Somebody on that search committee understood, in a flash of genius, that those who live close to Christ become so secure in his love that they no longer relate to other people according to rank or power or money or prestige. They treat janitors and governors with equal dignity. They regard everybody as a VIP. Children seem to do this intuitively; adult Christians have to relearn it.

How do we grow to the point that we stop measuring people by their successes and start regarding people for their service, for their sacrifices? How do we move from a world’s model which measures value in terms of wealth, fame, and power to a model which measures value in based on Jesus’ teachings? What is greatness in the kingdom of God?

Someone once asked Dr. Albert Sweitzer who was the greatest person in the world. He answered: “Some unknown person, who is doing the work of love.” When Mike Peters won the Pulitzer Prize for political cartoons (1981), he wasn’t expecting the honor. He described his response by saying, “It is like you are asleep and it is two in the morning and you are hugging your pillow and you are in your funny pajamas and somebody bursts through the door and they come over and start shaking you and they say, ‘Wake up, wake up!’ And you say, ‘What is it?’ And they say, ‘You have just won the Boston Marathon!’ And you say, ‘But I’m not running in the Boston Marathon.’ And they say, ‘Doesn’t make any difference, you won.'”

Jesus taught that heaven will hold some surprises. Honor and glory will be granted for behavior that was so natural, so undistinguished, and so noncompetitive. Take the simple illustration that Jesus gives of receiving a child. From somewhere Jesus finds a small child who he stands in front of them. It is interesting that Mark tells us that Jesus stands the child in front of them and then takes the child in his arms. Perhaps he was highlighting how low the child was by comparison. But as he raises the child in his arms he says to them, “Whoever welcomes on of these little children in my name welcomes me; and whoever welcomes me does not welcome me but the one who sent me.” Now, what does he mean? He is talking about having a humble servant attitude, being willing to reach out and help the lowliest of people so that we might show them the love of Christ. Such simple acts will be greatly rewarded.
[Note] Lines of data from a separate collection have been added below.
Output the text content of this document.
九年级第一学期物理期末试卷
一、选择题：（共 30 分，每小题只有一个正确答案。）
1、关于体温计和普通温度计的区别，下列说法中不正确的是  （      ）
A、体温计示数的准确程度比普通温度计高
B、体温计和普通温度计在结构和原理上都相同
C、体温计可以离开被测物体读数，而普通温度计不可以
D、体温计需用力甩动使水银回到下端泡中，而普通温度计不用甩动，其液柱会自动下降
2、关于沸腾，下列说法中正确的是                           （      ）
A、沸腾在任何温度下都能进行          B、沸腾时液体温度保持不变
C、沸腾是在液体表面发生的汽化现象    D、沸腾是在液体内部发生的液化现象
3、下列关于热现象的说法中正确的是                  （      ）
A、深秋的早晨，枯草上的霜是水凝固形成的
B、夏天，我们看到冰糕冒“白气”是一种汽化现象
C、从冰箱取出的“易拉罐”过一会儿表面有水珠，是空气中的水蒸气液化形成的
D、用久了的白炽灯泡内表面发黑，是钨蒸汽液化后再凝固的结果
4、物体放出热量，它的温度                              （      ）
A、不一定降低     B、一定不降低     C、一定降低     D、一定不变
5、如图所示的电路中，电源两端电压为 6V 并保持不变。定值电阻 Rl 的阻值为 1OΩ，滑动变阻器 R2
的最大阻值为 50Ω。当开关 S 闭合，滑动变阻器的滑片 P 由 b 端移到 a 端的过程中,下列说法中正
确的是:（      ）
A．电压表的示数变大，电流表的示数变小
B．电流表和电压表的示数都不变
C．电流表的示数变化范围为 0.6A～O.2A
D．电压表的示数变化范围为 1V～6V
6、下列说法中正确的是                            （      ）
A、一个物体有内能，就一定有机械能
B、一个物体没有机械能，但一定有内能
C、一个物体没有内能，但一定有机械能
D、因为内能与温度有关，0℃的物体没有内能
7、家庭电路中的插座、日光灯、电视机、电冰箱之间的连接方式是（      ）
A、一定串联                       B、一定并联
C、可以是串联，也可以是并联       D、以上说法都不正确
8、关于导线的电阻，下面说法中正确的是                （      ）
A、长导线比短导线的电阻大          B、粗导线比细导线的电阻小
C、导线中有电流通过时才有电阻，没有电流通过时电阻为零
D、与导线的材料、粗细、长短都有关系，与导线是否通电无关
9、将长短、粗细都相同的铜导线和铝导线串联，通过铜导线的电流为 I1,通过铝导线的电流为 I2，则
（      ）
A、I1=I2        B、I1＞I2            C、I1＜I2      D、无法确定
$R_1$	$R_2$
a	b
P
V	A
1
Yes, many of God’s children will be surprised to find that their faithful simple service has brought them top honors. The servant will be honored; the last shall be first. And if there is one thing in this world that short circuits such simple acts it is self-promotion. You cannot both serve and conquer. So put on your funniest pajamas and get ready to hear from God that you have already won… because of Jesus.

Dear Lord, sometimes I would like to think that I am great. I know that history will not record me as “Steve, the Great.” But I do hope that someone will notice that Steve did seek to let you live through me and that all my brothers and sisters mattered. I pray that you lifted someone’s spirit because I happened to be there with kindness and peace. In and through Jesus. Amen.